人それを仕合わせと呼ぶ

二保公房

前書きを兼ねた問題文

 この作品は社会人ミステリ研究会という団体が2022年に行った「共通のテーマで小説を書こう」という企画に触発されて制作されました。

 2022年のテーマは『宗教』です。


 宗教というテーマで関連するトリックは前々から脳内にあったので、それで書けばいいと考えていましたが、せっかくなので犯人の名前を指摘することが出来るタイプのミステリーを書くことにしました。

 古典的な『読者への挑戦状』形式の作品というわけです。

 ただ、この形式も時代の流れによって多様化しており「挑戦状が挟まれるまで何を推理すればいいのか分からない」といったご不満があちらこちらで囁かれております。

 タイムパフォーマンスが重視される昨今、読者への挑戦状を見てから本文を読み返すという行為にストレスを感じる方も少なくありません。

 そこで私は宣言します。

 まず前書きの段階で読者への挑戦状を配置して、何を推理すべきかを明確にした上で読者に本作を読んでいただこうと。


 【今回の殺人事件の犯人は主人公である『僕』です。皆様には“犯人の名前”を指摘していただきます】


 また、本作は鯉江榎氏による傑作推理パズル群『リーズニングパズル』の影響を強く受けています。

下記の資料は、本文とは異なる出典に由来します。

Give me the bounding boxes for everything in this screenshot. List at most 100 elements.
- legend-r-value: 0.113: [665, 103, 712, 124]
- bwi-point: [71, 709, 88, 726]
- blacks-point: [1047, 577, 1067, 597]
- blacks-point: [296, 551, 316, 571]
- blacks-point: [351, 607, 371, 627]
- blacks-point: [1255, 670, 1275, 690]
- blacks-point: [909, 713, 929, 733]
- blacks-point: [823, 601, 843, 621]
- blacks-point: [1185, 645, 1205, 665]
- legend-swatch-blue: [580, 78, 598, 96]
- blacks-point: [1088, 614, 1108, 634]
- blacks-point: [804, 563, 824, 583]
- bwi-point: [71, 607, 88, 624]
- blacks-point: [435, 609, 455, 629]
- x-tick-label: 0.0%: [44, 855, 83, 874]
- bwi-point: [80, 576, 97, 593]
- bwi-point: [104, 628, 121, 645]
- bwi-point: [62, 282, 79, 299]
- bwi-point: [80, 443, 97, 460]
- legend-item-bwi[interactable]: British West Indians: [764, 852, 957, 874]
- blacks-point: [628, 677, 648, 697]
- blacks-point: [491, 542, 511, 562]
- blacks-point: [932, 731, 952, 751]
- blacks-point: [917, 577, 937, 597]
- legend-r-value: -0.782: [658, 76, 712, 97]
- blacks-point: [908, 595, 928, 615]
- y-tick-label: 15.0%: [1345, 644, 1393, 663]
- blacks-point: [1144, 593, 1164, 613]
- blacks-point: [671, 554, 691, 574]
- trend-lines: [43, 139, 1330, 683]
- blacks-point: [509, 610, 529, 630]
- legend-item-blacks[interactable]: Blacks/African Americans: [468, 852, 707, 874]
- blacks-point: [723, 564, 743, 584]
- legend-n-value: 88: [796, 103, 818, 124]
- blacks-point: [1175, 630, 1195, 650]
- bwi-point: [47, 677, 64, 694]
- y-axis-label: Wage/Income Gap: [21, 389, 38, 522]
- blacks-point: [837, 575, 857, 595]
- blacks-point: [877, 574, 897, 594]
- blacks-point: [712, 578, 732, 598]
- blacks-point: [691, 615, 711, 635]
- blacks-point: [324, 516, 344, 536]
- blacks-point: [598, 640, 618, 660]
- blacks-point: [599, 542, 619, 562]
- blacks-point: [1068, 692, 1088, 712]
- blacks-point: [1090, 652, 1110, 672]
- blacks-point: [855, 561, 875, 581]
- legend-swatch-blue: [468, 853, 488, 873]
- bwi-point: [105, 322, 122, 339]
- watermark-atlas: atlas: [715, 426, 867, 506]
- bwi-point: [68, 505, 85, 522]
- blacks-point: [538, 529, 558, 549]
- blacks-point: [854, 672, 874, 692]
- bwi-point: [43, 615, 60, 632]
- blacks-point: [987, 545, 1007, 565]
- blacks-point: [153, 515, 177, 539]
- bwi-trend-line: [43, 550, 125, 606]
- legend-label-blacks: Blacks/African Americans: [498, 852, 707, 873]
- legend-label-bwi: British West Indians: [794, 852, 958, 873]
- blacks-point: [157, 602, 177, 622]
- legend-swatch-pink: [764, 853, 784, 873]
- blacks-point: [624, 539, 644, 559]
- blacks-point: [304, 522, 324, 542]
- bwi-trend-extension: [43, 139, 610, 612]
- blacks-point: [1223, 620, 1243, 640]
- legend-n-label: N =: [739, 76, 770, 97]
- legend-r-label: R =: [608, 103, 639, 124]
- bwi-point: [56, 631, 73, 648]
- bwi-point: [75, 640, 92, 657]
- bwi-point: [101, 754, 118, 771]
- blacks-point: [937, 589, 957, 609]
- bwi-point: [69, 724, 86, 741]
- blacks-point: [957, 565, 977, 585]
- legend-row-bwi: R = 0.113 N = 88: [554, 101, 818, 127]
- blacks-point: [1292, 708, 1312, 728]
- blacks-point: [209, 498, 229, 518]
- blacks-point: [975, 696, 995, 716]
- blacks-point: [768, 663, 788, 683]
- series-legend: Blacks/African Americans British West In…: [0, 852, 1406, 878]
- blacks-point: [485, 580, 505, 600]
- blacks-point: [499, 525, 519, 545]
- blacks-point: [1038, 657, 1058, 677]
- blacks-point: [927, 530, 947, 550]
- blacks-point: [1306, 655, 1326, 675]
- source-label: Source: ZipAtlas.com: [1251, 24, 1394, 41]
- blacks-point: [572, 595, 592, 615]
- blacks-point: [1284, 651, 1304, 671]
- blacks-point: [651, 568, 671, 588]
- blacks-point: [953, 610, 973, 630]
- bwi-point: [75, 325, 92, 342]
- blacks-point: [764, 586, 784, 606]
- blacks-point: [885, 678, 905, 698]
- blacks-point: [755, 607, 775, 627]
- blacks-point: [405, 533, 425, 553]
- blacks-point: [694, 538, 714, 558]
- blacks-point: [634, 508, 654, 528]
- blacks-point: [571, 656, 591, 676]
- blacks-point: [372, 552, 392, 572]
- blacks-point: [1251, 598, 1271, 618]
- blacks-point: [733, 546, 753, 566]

 そのため第一章から第五章までが問題文。第六章から第八章が探偵たちの会話形式によるヒントとほぼ答え。最終章がその後の末路といった構成になっています。

 推理には少し知識が必要な場面があるので第七章にて、解答の半分を明かしています。

 残りの半分につきましては作中の情報と一般常識だけで推理可能だと自負しています。

 作中に数多く出てくる『中島みゆき』要素も『リーズニングパズル』要素も謎解きには必要ありません。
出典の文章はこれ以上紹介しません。